Pete Passable-For-The-Time-Being didn’t fit on a marquee.
The 15 songs they recorded that day were selected by manager Brian Epstein and did little to showcase the group members’ personalities, which were just as critical a component of their early success–if not more so–than their musical ability. And that doesn’t even account for producer George Martin’s role in shaping them into the band they eventually became. Had they gotten signed to Decca, the Beatles most likely would have been another short-lived, long-forgotten footnote in music history.
By the time they recorded Please Please Me just over a year later, the Beatles had grown immensely…but they still had room to improve, and a bout of sickness at that album’s primary recording session leaves a lingering impact five decades later.

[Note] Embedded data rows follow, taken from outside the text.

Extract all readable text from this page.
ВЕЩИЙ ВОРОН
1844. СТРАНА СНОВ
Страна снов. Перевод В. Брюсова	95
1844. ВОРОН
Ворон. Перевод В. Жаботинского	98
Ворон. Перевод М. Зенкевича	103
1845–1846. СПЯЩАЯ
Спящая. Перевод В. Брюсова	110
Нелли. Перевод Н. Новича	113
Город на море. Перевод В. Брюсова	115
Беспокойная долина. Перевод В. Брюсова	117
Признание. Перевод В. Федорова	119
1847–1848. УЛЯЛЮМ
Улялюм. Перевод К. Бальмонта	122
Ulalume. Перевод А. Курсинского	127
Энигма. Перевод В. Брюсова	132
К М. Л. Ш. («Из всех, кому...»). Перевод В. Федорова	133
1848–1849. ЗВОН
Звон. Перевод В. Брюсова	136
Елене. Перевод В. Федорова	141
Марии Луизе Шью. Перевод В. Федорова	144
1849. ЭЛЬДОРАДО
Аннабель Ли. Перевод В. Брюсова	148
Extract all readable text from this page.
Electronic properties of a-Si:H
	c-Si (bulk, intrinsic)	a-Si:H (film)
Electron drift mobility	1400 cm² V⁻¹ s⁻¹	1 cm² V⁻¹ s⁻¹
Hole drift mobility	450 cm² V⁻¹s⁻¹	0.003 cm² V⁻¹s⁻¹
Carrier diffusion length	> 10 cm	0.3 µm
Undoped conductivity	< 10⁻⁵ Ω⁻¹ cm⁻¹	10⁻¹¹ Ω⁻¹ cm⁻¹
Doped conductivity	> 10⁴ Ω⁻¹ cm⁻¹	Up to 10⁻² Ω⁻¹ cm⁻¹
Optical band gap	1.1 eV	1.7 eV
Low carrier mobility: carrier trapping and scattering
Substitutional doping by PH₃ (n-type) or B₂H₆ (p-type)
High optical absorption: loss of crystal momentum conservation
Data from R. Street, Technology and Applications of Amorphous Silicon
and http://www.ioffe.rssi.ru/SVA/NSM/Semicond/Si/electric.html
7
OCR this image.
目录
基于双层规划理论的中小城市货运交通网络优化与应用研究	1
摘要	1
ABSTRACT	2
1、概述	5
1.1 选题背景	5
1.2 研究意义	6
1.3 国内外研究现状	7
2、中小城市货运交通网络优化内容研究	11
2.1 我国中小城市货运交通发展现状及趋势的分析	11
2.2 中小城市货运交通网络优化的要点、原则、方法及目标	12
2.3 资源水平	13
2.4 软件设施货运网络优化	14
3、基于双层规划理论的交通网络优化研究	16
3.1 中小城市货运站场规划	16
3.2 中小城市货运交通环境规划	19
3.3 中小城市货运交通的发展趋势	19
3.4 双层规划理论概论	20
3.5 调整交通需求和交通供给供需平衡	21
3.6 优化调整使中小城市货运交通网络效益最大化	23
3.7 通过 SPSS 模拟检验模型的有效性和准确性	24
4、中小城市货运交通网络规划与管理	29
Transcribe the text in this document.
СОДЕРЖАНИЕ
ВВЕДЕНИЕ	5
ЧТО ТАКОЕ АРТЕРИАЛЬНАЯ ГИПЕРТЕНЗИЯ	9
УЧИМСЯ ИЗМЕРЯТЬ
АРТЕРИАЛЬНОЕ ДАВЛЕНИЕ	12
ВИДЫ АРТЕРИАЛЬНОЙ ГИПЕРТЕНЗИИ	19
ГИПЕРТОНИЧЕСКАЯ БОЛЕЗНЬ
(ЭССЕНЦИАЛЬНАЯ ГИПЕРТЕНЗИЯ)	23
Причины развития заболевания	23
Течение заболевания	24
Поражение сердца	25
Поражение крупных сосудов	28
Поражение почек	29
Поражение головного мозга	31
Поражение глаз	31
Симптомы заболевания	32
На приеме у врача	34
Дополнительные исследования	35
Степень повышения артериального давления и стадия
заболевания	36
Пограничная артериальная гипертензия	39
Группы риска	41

All of this is a roundabout way of saying that timing is everything. Had the Beatles recorded their cover of “Anna” in, say, 1965, the results would have undoubtedly been superior to this 1963 take. The song itself is weightier than your average early 60s pop song, written and recorded by Arthur Alexander as a true account of his failing marriage, and the Beatles only grew as musicians in the ensuing two years.
Actually, you wouldn’t even have to go that far into the future: six months later, and in better health, they recorded a more mellow take on “Anna” for the BBC (available on On Air – Live at the BBC, Volume 2) that’s much stronger than the album version. That said, when it comes to John’s delivery on the final word of the line, “I still love you so, but if he loves you mo’,” I still like them both, but I like the studio version mo’.
If it sounds like I’m not overly critical of a song that I’m not even ranking in the top 200, it’s because when you get down to it, there aren’t very many all-out duds in the Beatles’ catalog. Fasten your seatbelts, because it only gets harder from here.